DoL Adopts New Standard for SOX Whistleblower Cases

September 29, 2011 (PLANSPONSOR.com) - The U.S. Department of Labor’s Administrative Review Board (ARB) adopted a new standard  governing “adverse employment actions” under Section 806 of the Sarbanes-Oxley Act of 2002 (SOX).

A client alert from law firm Seyfarth Shaw LLP says that now, according to the ARB in Menendez v. Halliburton, Inc., Case No. 09-002, an employee need not experience a “tangible” consequence as a result of his or her protected activity.    

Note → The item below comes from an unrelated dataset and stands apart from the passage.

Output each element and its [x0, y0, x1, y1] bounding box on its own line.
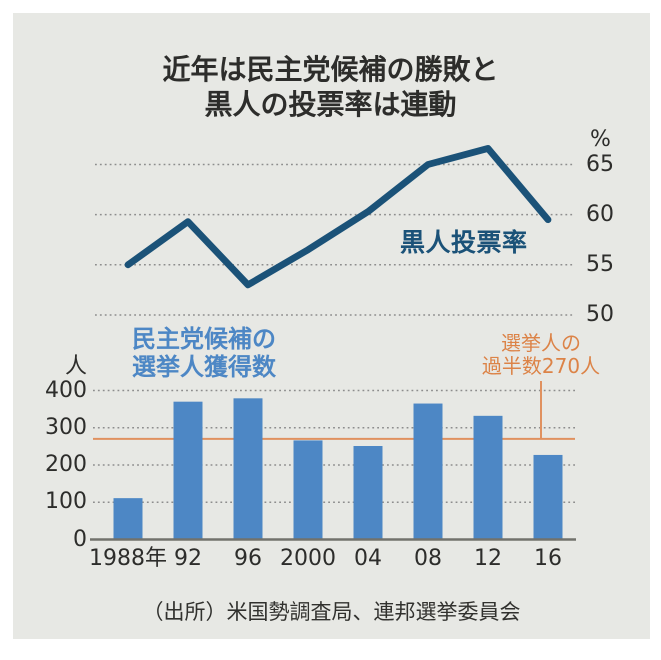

The ARB analyzed Anthony Menendez’s claim that the company’s outing of his identity breached a right to confidentiality under Section 301 of SOX, which requires publicly-traded companies to establish procedures for confidential, anonymous submissions of employee complaints.  The ARB found that Section 301 “effectively establishes a ‘term and condition’ of employment within the meaning of Section 806’s whistleblower protection provision,” and concluded that outing Menendez as a whistleblower thus constituted an adverse action. The ARB remanded the case for a determination of causation issues.  

According to Seyfarth Shaw, in late 2005, Menendez confidentially filed a complaint with the Securities and Exchange Commission (SEC) stating concerns about Halliburton, Inc.’s alleged accounting practices. In early 2006, he e-mailed a complaint to the company’s internal audit committee raising essentially the same issues and he included his name and contact information in that message. The company’s Assistant General Counsel allegedly forwarded the complaint to internal audit committee members, the General Counsel, and Chief Financial Officer.    

The SEC subsequently informed the company that it was opening an investigation into its accounting practices. Shortly thereafter, the General Counsel allegedly informed several managers by e-mail that the SEC “opened an inquiry into the allegations of Mr. Menendez.” The Chief Accounting Officer also allegedly passed on this e-mail to members of Menendez’s department.  Menendez then took a paid administrative leave, and resigned before he was scheduled to return.    

Menendez filed suit under Section 806, alleging that the company retaliated against him because of his complaints to the audit committee and the SEC, stressing that the company violated his expectations of confidentiality by identifying him as a whistleblower. The Administrative Law Judge dismissed Menendez’s complaint, finding that he failed to demonstrate that the company had taken adverse actions against him. The ARB, however, found that the ALJ erred in finding that Menendez did not suffer an adverse action.    

The ARB’s decision initially noted that Section 806 “explicitly proscrib[es] non-tangible activity … bespeaks a clear congressional intent to prohibit a very broad spectrum of adverse action against SOX whistleblowers.”  Further, although the ARB recognized that the Supreme Court’s landmark decision in Burlington Northern & Santa Fe Railway Co. v. White, 548 U.S. 53 (2006) was instructive, it stressed that Burlington Northern involved the standard under Title VII, and concluded that Section 806 affords greater protections than Title VII.    

Thus, the ARB instead relied on Williams v. American Airlines, Inc., No. 09-018 (ARB Dec. 29, 2010), which held (in the context of an AIR 21 retaliation claim), that adverse action “refers to unfavorable employment actions that are more than trivial.”  The ARB went further to conclude that Section 806’s reference to the “terms and conditions of employment” does not limit SOX’s protections to “economic or employment-related actions.”